Relationships Between the Tables

Most of these tables are related to the wp_blogs table via the blog_ID field, as all of the data needed for the sites in the network will need to be linked to the core site record. The excepts are:

  • wp_sitecategories, which links to posts and other content
  • wp_signups, as these aren't registered sites yet
  • wp_usermeta, which has an indirect link to wp_blogs via wp_users

For more detail on each of these tables and their fields, see the Codex page on the database.

Database Tables for Sites in a Network

The way in which WordPress stores the data for each of the sites in your network is fairly straightforward: it creates multiple copies of each of the database tables, one for each site. However it doesn't create additional copies of wp_users and wp_usermeta as these are all stored in the main table.

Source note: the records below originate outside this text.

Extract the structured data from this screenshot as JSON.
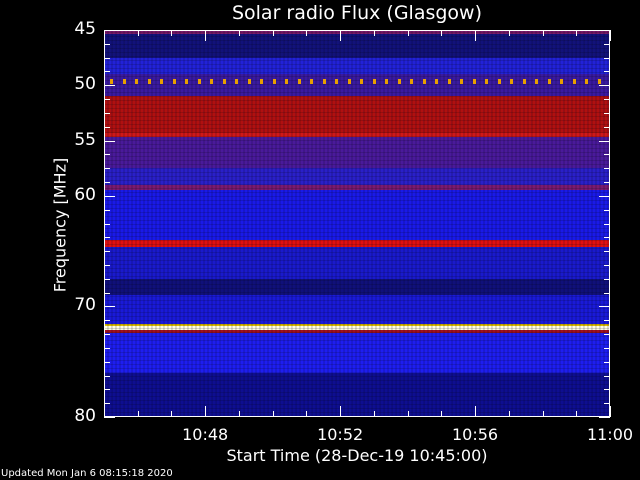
{
  "chart_data": {
    "type": "heatmap",
    "title": "Solar radio Flux (Glasgow)",
    "xlabel": "Start Time (28-Dec-19 10:45:00)",
    "ylabel": "Frequency [MHz]",
    "x_range": [
      "10:45",
      "11:00"
    ],
    "ylim": [
      45,
      80
    ],
    "y_inverted": true,
    "x_ticks": [
      "10:48",
      "10:52",
      "10:56",
      "11:00"
    ],
    "y_ticks": [
      45,
      50,
      55,
      60,
      70,
      80
    ],
    "y_minor_step": 1.25,
    "colormap": "blue-red-yellow-white",
    "bands": [
      {
        "from": 45.0,
        "to": 45.4,
        "color": "#7a1a6a"
      },
      {
        "from": 45.4,
        "to": 47.5,
        "color": "#12127a"
      },
      {
        "from": 47.5,
        "to": 49.0,
        "color": "#2222d8"
      },
      {
        "from": 49.0,
        "to": 51.0,
        "color": "#3a1aa0"
      },
      {
        "from": 51.0,
        "to": 54.3,
        "color": "#b01010"
      },
      {
        "from": 54.3,
        "to": 54.7,
        "color": "#d01818"
      },
      {
        "from": 54.7,
        "to": 57.5,
        "color": "#4a1a9a"
      },
      {
        "from": 57.5,
        "to": 59.0,
        "color": "#2a20c8"
      },
      {
        "from": 59.0,
        "to": 59.5,
        "color": "#7a1a70"
      },
      {
        "from": 59.5,
        "to": 64.0,
        "color": "#1a1ae8"
      },
      {
        "from": 64.0,
        "to": 64.6,
        "color": "#e01010"
      },
      {
        "from": 64.6,
        "to": 67.5,
        "color": "#1a1acc"
      },
      {
        "from": 67.5,
        "to": 69.0,
        "color": "#10107a"
      },
      {
        "from": 69.0,
        "to": 71.6,
        "color": "#1a1ad8"
      },
      {
        "from": 71.6,
        "to": 71.8,
        "color": "#e0c000"
      },
      {
        "from": 71.8,
        "to": 72.1,
        "color": "#ffffe0"
      },
      {
        "from": 72.1,
        "to": 72.4,
        "color": "#a01020"
      },
      {
        "from": 72.4,
        "to": 76.0,
        "color": "#1e1ef0"
      },
      {
        "from": 76.0,
        "to": 80.0,
        "color": "#0e0e90"
      }
    ],
    "interference_line_mhz": 49.6,
    "interference_color": "#e8a000"
  },
  "footer": {
    "updated": "Updated Mon Jan  6 08:15:18 2020"
  }
}
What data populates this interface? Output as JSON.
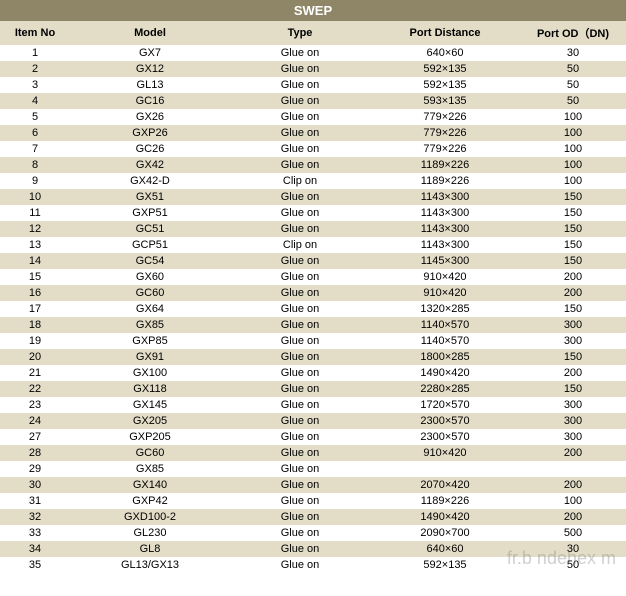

To differentiate between the tables for each site, WordPress adds the site ID to the table name, so for example for site 2, wp_posts becomes wp_2_posts.

Each site will have the following tables:

  • wp_xx_posts
  • wp_xx_postmeta
  • wp_xx_comments
  • wp_xx_commentmeta
  • wp_xx_links
  • wp_xx_term_relationships
  • wp_xx_term_taxonomy
  • wp_xx_terms
  • wp_xx_options

The xx above will be replaced by the numeric site ID. All of these tables store data in the same way for each site as they would if the site was a single site installation.


If you're manipulating, retrieving or moving data from a WordPress Multisite installation, it's important to understand the ways in which Multisite stores data differently from a Multisite installation. 

As I've shown, there are three main elements to this: tables used for the core site; tables used to store database about the network as a whole; and tables created for each new site. The structure of these is similar to a single site installation as long as you remember that the two tables storing data on users are not duplicated for each site.